Friends in Silicon Valley say they were careful to conduct their careers separately, politely refusing when outsiders would ask one about the other’s work: Ms. Sandberg’s role building Facebook into an information and advertising powerhouse, and Mr. Goldberg at SurveyMonkey, which made polling faster and cheaper. But privately, their work was intertwined. He often began statements to his team with the phrase “Well, Sheryl said” sharing her business advice. He counseled her, too, starting with her salary negotiations with Mark Zuckerberg.
“I wanted Mark to really feel he stretched to get Sheryl, because she was worth it,” Mr. Goldberg explained in a 2013 “60 Minutes” interview, his Minnesota accent and his smile intact as he offered a rare peek of the intersection of marriage and money at the top of corporate life.
While his wife grew increasingly outspoken about women’s advancement, Mr. Goldberg quietly advised the men in the office on family and partnership matters, an associate said. Six out of 16 members of SurveyMonkey’s management team are female, an almost unheard-of ratio among Silicon Valley “unicorns,” or companies valued at over $1 billion.

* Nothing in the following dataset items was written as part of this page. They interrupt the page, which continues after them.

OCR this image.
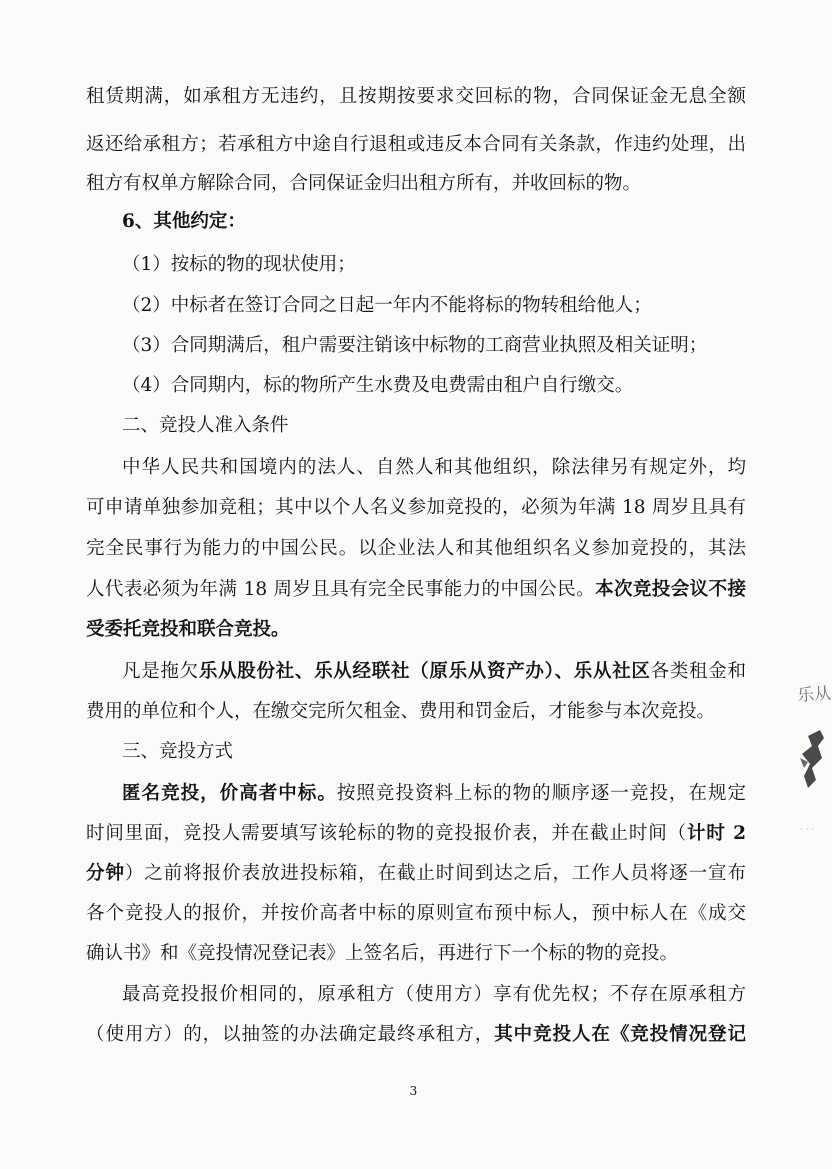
租赁期满，如承租方无违约，且按期按要求交回标的物，合同保证金无息全额
返还给承租方；若承租方中途自行退租或违反本合同有关条款，作违约处理，出
租方有权单方解除合同，合同保证金归出租方所有，并收回标的物。
6、其他约定：
（1）按标的物的现状使用；
（2）中标者在签订合同之日起一年内不能将标的物转租给他人；
（3）合同期满后，租户需要注销该中标物的工商营业执照及相关证明；
（4）合同期内，标的物所产生水费及电费需由租户自行缴交。
二、竞投人准入条件
中华人民共和国境内的法人、自然人和其他组织，除法律另有规定外，均
可申请单独参加竞租；其中以个人名义参加竞投的，必须为年满 18 周岁且具有
完全民事行为能力的中国公民。以企业法人和其他组织名义参加竞投的，其法
人代表必须为年满 18 周岁且具有完全民事能力的中国公民。本次竞投会议不接
受委托竞投和联合竞投。
凡是拖欠乐从股份社、乐从经联社（原乐从资产办）、乐从社区各类租金和
费用的单位和个人，在缴交完所欠租金、费用和罚金后，才能参与本次竞投。
三、竞投方式
匿名竞投，价高者中标。按照竞投资料上标的物的顺序逐一竞投，在规定
时间里面，竞投人需要填写该轮标的物的竞投报价表，并在截止时间（计时 2
分钟）之前将报价表放进投标箱，在截止时间到达之后，工作人员将逐一宣布
各个竞投人的报价，并按价高者中标的原则宣布预中标人，预中标人在《成交
确认书》和《竞投情况登记表》上签名后，再进行下一个标的物的竞投。
最高竞投报价相同的，原承租方（使用方）享有优先权；不存在原承租方
（使用方）的，以抽签的办法确定最终承租方，其中竞投人在《竞投情况登记
3
乐从
· · ·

When Mellody Hobson, a friend and finance executive, wrote a chapter of “Lean In” about women of color for the college edition of the book, Mr. Goldberg gave her feedback on the draft, a clue to his deep involvement. He joked with Ms. Hobson that she was too long-winded, like Ms. Sandberg, but aside from that, he said he loved the chapter, she said in an interview.
By then, Mr. Goldberg was a figure of fascination who inspired a “where can I get one of those?” reaction among many of the women who had read the best seller “Lean In.” Some lamented that Ms. Sandberg’s advice hinged too much on marrying a Dave Goldberg, who was humble enough to plan around his wife, attentive enough to worry about which shoes his young daughter would wear, and rich enough to help pay for the help that made the family’s balancing act manageable.
Now that he is gone, and Ms. Sandberg goes from being half of a celebrated partnership to perhaps the business world’s most prominent single mother, the pages of “Lean In” carry a new sting of loss.
“We are never at 50-50 at any given moment — perfect equality is hard to define or sustain — but we allow the pendulum to swing back and forth between us,” she wrote in 2013, adding that they were looking forward to raising teenagers together.
“Fortunately, I have Dave to figure it out with me,” she wrote.